Analyzing Multilingual Representations in Large Language Models

  • Forschungsthema:Large Language Models
  • Typ:Bachelorarbeit
  • Betreuung:

    Danni Liu

  • Bearbeitung:Ao Zuo
  • Zusatzfeld:

     

    Open for bachelor thesis (English only)

     

    Keywords: multilinguality; large language models; representation learning

     

    Abstract: Multilingual NLP models are known to suffer from the “curse of multilinguality”, where adding more languages to the model eventually leads to capacity bottlenecks and performance degradation. This observation is consistent on various NLP tasks, including multilingual pretraining (Conneau et al., 2020) and machine translation (Aharoni et al., 2019). Recently large language models (LLMs) have shown tremendous progress on a wide range of NLP tasks. However, how different languages are represented by these models is still not well understood. Whether the “curse of multilinguality” still applies is also to be validated. A focus in this thesis is to analyze the hidden representations for different languages (e.g., high-resource vs. low-resource) with different LLMs (e.g., multilingually-trained like BLOOM (Scao et al., 2022) vs. English-centered like LLaMA (Touvron et al., 2023)). Some techniques include but are not limited to: SVCCA (Raghu et al., 2017) and probing (Adi et al., 2017).

     

    Literature:

    Alexis Conneau, et al.. 2020. Unsupervised Cross-lingual Representation Learning at Scale. In Proceedings of the 58th Annual Meeting of the Association for Computational Linguistics.

     

    Roee Aharoni, et al. 2019. Massively Multilingual Neural Machine Translation.
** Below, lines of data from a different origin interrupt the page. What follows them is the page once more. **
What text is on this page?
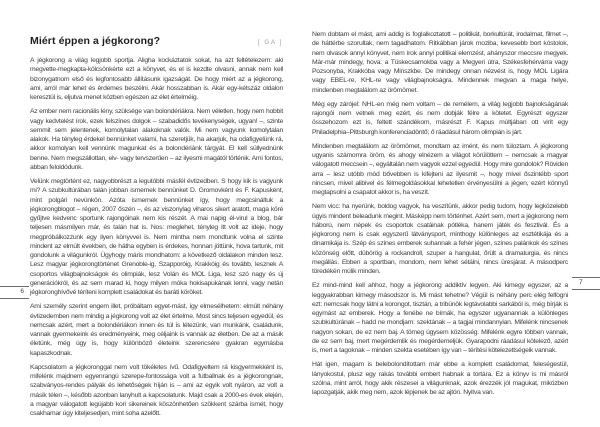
Miért éppen a jégkorong?	[ GA ]

A jégkorong a világ legjobb sportja. Aligha kockáztatok sokat, ha azt feltételezem: aki megvette-megkapta-kölcsönkérte ezt a könyvet, és el is kezdte olvasni, annak nem kell bizonygatnom első és legfontosabb állításunk igazságát. De hogy miért az a jégkorong, ami, arról már lehet és érdemes beszélni. Akár hosszabban is. Akár egy-kétszáz oldalon keresztül is, eljutva menet közben egészen az élet értelméig.

Az ember nem racionális lény, szüksége van bolondériákra. Nem véletlen, hogy nem hobbit vagy kedvtelést írok, ezek felszínes dolgok – szabadidős tevékenységek, ugyan! –, szinte semmit sem jelentenek, komolytalan alakoknak valók. Mi nem vagyunk komolytalan alakok. Ha tényleg érdekel bennünket valami, ha szeretjük, ha akarjuk, ha odafigyelünk rá, akkor komolyan kell vennünk magunkat és a bolondériánk tárgyát. El kell süllyednünk benne. Nem megszállottan, elv- vagy tervszerűen – az ilyesmi magától történik. Ami fontos, abban feloldódunk.

Velünk megtörtént ez, nagyobbrészt a legutóbbi másfél évtizedben. S hogy kik is vagyunk mi? A szubkultúrában talán jobban ismernek bennünket D. Gromovként és F. Kapusként, mint polgári nevünkön. Azóta ismernek bennünket így, hogy megcsináltuk a jégkorongblogot – régen, 2007 őszén –, és az viszonylag viharos sikert aratott, maga köré gyűjtve kedvenc sportunk rajongóinak nem kis részét. A mai napig él-virul a blog, bár teljesen másmilyen már, és talán hat is. Nos: meglehet, tényleg itt volt az ideje, hogy megpróbálkozzunk egy ilyen könyvvel is. Nem mintha nem mondtunk volna el szinte mindent az elmúlt években, de hátha egyben is érdekes, honnan jöttünk, hova tartunk, mit gondolunk a világunkról. Úgyhogy máris mondhatom: a következő oldalakon minden lesz. Lesz magyar jégkorongtörténet Grenoble-ig, Szapporóig, Krakkóig és tovább, lesznek A csoportos világbajnokságok és olimpiák, lesz Volán és MOL Liga, lesz szó nagy és új generációkról, és az sem marad ki, hogy milyen móka hokisapukának lenni, vagy netán jégkoronghívővé téríteni komplett családokat és baráti köröket.

Ami személy szerint engem illet, próbáltam egyet-mást, így elmesélhetem: elmúlt néhány évtizedemben nem mindig a jégkorong volt az élet értelme. Most sincs teljesen egyedül, és nemcsak azért, mert a bolondériákon innen és túl is létezünk, van munkánk, családunk, vannak gyermekeink és eredményeink, meg céljaink is vannak az életben. De az a másik életünk, még úgy is, hogy különböző életeink szerencsére gyakran egymásba kapaszkodnak.

Kapcsolatom a jégkoronggal nem volt tökéletes ívű. Odafigyeltem rá kisgyermekként is, mifelénk majdnem egyenrangú szerepe-fontossága volt a futballnak és a jégkorongnak, szabványos-rendes pályák és lehetőségek híján is – ami az egyik volt nyáron, az volt a másik télen –, később azonban lanyhult a kapcsolatunk. Majd csak a 2000-es évek elején, a magyar válogatott legújabb kori sikereinek köszönhetően szökkent szárba ismét, hogy csakhamar úgy kiteljesedjen, mint soha azelőtt.

Nem dobtam el mást, ami addig is foglalkoztatott – politikát, borkultúrát, irodalmat, filmet –, de háttérbe szorultak, nem tagadhatom. Ritkábban járok moziba, kevesebb bort kóstolok, nem olvasok annyi könyvet, nem írok annyi politikai elemzést, ahányszor meccsre megyek. Már-már mindegy, hova: a Tüskecsarnokba vagy a Megyeri útra, Székesfehérvárra vagy Pozsonyba, Krakkóba vagy Minszkbe. De mindegy onnan nézvést is, hogy MOL Ligára vagy EBEL-re, KHL-re vagy világbajnokságra. Mindennek megvan a maga helye, mindenben megtalálom az örömömet.

Még egy zárójel: NHL-en még nem voltam – de remélem, a világ legjobb bajnokságának rajongói nem vetnek meg ezért, és nem dobják félre a kötetet. Egyrészt egyszer összehozom ezt is, feltett szándékom, másrészt F. Kapus múltjában ott virít egy Philadelphia–Pittsburgh konferenciadöntő; ő ráadásul három olimpián is járt.

Mindenben megtalálom az örömömet, mondtam az imént, és nem túloztam. A jégkorong ugyanis számomra öröm, és ahogy elnézem a világot körülöttem – nemcsak a magyar válogatott meccsein –, egyáltalán nem vagyok ezzel egyedül. Hogy mire gondolok? Röviden arra – lesz utóbb mód bővebben is kifejteni az ilyesmit –, hogy mivel őszintébb sport nincsen, mivel alibivel és félmegoldásokkal lehetetlen érvényesülni a jégen, ezért könnyű megtapsolni a csapatot akkor is, ha veszít.

Nem vicc: ha nyerünk, boldog vagyok, ha veszítünk, akkor pedig tudom, hogy legközelebb úgyis mindent beleadunk megint. Másképp nem történhet. Azért sem, mert a jégkorong nem háború, nem népek és csoportok csatáinak pótléka, hanem játék és fesztivál. És a jégkorong nem is csak egyszerű látványsport, minthogy különleges az esztétikája és a dinamikája is. Szép és színes emberek suhannak a fehér jégen, színes palánkok és színes közönség előtt, dübörög a rockandroll, szuper a hangulat, őrült a dramaturgia, és nincs megállás. Ebben a sportban, mondom, nem lehet sétálni, nincs üresjárat. A másodperc töredékén múlik minden.

Ez mind-mind kell ahhoz, hogy a jégkorong addiktív legyen. Aki kimegy egyszer, az a leggyakrabban kimegy másodszor is. Mi mást tehetne? Végül is néhány perc elég felfogni ezt: nemcsak hogy látni a korongot, tisztán, a tribünök legtávolabbi sarkából is, még bírják is egymást az emberek. Hogy a fenébe ne bírnák, ha egyszer ugyanannak a különleges szubkultúrának – hadd ne mondjam: szektának – a tagjai mindannyian. Mifelénk nincsenek nagyon sokan, de ez nem baj. A tömeg úgysem közösség. Mifelénk egyre többen vannak, de ez sem baj, mert megérdemlik és megérdemeljük. Gyarapodni ráadásul kötelező, azért is, mert a tagoknak – minden szekta esetében így van – térítési kötelezettségeik vannak.

Hát igen, magam is belebolondítottam már ebbe a komplett családomat, feleségestül, lányokostul, plusz egy rakás további embert habnak a tortára. Ez a könyv is mi másról szólna, mint arról, hogy akik részesei a világunknak, azok érezzék jól magukat, miközben lapozgatják, akik meg nem, azok lépjenek be az ajtón. Nyitva van.

6
7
In Proceedings of the 2019 Conference of the North American Chapter of the Association for Computational Linguistics: Human Language Technologies.

     

    Scao, Teven Le, et al. 2022. Bloom: A 176b-parameter open-access multilingual language model." arXiv preprint arXiv:2211.05100.

     

    Touvron, Hugo, et al. 2023. Llama: Open and efficient foundation language models." arXiv preprint arXiv:2302.13971.

     

    Raghu, Maithra, et al. 2017. SVCCA: Singular vector canonical correlation analysis for deep learning dynamics and interpretability. Advances in neural information processing systems 30.

     

    Adi, Yossi, et al. 2017. Fine-grained analysis of sentence embeddings using auxiliary prediction tasks. In Proceedings of the 2017 International Conference on Learning Representations.